Dans un rapport rendu public le jeudi 3 septembre 2015 à Conakry, intitulé « empêcher le recours excessif à la force et respecter le droit à la liberté de réunion pacifique avant et après les élections de 2015 », Amnesty International invite les autorités guinéennes de veiller à ce que les forces de sécurité « n'usent pas une nouvelle fois d'une force excessive lors d'affrontements avec les manifestants ».

Selon l’organisation, au printemps 2015, six personnes sont mortes et plus d'une centaine ont été blessées dans le cadre de manifestations dans le pays. 

M. Alioune Tine, Directeur régional du programme Afrique de l'Ouest et centrale à Amnesty International a déclaré : «le fait que des manifestants ont été blessés ou tués au printemps par les forces de sécurité qui ont recouru à une force excessive et arbitraire démontre qu'il est urgent de prendre des mesures en vue de respecter et de protéger les droits humains durant la période électorale ».

Craintes d’Amnesty International au lendemain du scrutin du 11 octobre

Faisant allusion aux manifestations qui ont eu lieu en avril et mai derniers, Amnesty International avertit que, « sans action concertée des autorités, les manifestations prévues en amont du scrutin d'octobre pourraient faire de nouvelles victimes ».

Pour éviter un lendemain incertain, l’organisation demande la mise en œuvre d'une réforme juridique après les élections, afin d'empêcher de nouvelles violences à l'avenir, de promouvoir le droit à la liberté de réunion pacifique et de garantir l'obligation de rendre des comptes pour toute violation commise.

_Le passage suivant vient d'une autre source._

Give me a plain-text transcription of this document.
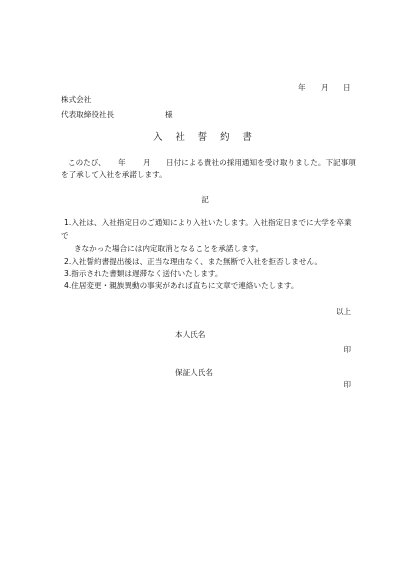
年 月 日
株式会社
代表取締役社長	様
入 社 誓 約 書
このたび、 年 月 日付による貴社の採用通知を受け取りました。下記事項
を了承して入社を承諾します。
記
1.入社は、入社指定日のご通知により入社いたします。入社指定日までに大学を卒業
で
きなかった場合には内定取消となることを承諾します。
2.入社誓約書提出後は、正当な理由なく、また無断で入社を拒否しません。
3.指示された書類は遅滞なく送付いたします。
4.住居変更・親族異動の事実があれば直ちに文章で連絡いたします。
以上
本人氏名
印
保証人氏名
印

« Le passé récent de la Guinée est marqué par la répression violente des manifestations, et les victimes se comptent par centaines. Si nous saluons la nouvelle loi visant à garantir que la force ne soit utilisée qu’en tout dernier recours et dans le respect de conditions strictes, il importe de la consolider et de l’appliquer afin d’enrayer les violences en Guinée lors des prochaines élections », a conseillé Francois Patuel, chercheur pour l’Afrique de l’Ouest francophone à Amnesty International, lors d’une conférence de presse.

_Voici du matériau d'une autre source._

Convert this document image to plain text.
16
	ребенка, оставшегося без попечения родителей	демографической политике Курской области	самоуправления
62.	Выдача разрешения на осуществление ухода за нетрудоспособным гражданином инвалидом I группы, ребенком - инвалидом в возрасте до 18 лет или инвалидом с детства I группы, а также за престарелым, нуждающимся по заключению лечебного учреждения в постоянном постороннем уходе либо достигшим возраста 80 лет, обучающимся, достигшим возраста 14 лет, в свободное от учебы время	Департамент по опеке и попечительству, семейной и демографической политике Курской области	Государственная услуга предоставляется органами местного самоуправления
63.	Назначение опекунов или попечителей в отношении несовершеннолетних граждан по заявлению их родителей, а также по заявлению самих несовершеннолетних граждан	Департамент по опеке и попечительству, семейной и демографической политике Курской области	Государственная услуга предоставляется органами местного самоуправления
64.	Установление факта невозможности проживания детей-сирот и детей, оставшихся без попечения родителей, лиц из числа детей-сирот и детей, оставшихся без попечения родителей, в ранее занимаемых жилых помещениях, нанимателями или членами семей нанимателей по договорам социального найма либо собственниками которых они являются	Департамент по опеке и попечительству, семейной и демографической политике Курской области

Loi portant sur la l’encadrement des manifestations

Tout en se félicitant des mesures destinées à définir les rôles et les responsabilités des forces de sécurité guinéennes, Amnesty International met en garde contre le fait que la nouvelle loi – que le président doit encore promulguer – comporte des lacunes majeures susceptibles de devenir des poudrières lors de futures contestations et d’entraver le respect, la protection et la réalisation du droit de se réunir pacifiquement.

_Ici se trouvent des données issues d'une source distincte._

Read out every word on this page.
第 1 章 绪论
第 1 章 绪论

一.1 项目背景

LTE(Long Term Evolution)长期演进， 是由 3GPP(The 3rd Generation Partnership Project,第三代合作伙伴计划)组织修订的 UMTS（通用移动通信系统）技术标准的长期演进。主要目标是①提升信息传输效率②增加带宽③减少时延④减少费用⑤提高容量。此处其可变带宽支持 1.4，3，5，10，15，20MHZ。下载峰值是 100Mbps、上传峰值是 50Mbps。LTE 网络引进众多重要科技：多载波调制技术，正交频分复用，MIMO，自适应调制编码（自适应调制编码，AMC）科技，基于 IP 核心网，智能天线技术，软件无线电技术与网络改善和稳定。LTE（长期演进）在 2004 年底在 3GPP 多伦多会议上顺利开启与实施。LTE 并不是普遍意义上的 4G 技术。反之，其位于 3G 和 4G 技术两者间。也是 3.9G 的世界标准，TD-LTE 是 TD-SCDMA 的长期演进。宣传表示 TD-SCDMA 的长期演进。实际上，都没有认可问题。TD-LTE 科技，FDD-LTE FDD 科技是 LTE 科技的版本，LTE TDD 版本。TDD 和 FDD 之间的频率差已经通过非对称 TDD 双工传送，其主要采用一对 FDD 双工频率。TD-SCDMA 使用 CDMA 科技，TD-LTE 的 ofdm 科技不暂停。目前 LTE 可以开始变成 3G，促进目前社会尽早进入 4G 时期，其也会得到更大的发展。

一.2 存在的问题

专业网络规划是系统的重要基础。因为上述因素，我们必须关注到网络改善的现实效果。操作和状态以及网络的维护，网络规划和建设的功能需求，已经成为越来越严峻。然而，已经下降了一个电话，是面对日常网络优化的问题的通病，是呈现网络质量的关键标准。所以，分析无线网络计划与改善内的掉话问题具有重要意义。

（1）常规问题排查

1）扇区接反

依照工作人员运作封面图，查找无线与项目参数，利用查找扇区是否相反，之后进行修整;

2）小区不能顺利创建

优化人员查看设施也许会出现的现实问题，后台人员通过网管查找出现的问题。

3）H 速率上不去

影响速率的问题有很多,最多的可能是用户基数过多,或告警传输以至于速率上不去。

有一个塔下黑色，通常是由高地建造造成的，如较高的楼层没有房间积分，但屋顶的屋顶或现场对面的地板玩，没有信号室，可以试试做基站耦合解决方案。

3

Un ‘’Point crucial’’, déplore l’organisation, la loi n’autorise pas les réunions spontanées, et les forces de sécurité conservent le pouvoir de disperser les groupes de manifestants pacifiques si elles estiment qu’une seule personne porte ou cache une arme. En cela, Amnesty International craint que ces dispositions ne soient invoquées pour interdire ou réprimer des manifestations pacifiques.

« Les autorités guinéennes doivent faire tout ce qui est en leur pouvoir pour faciliter la contestation pacifique, en vue de respecter la liberté de réunion et de garantir la stabilité et la sécurité à l’approche d’élections majeures. En prévoyant de limiter les réunions spontanées et de disperser les manifestations pacifiques sans véritable justification, les nouvelles dispositions maintiendraient un risque élevé de violences électorales », a prévenu Francois Patuel.

Selon des informations recueillies par Amnesty International, au cours des 10 dernières années, en Guinée, au moins 350 personnes sont mortes et plus de 1 750 ont été blessées lors de manifestations. La plupart étaient des manifestants, et parfois des passants, blessés ou tués par les forces de sécurité.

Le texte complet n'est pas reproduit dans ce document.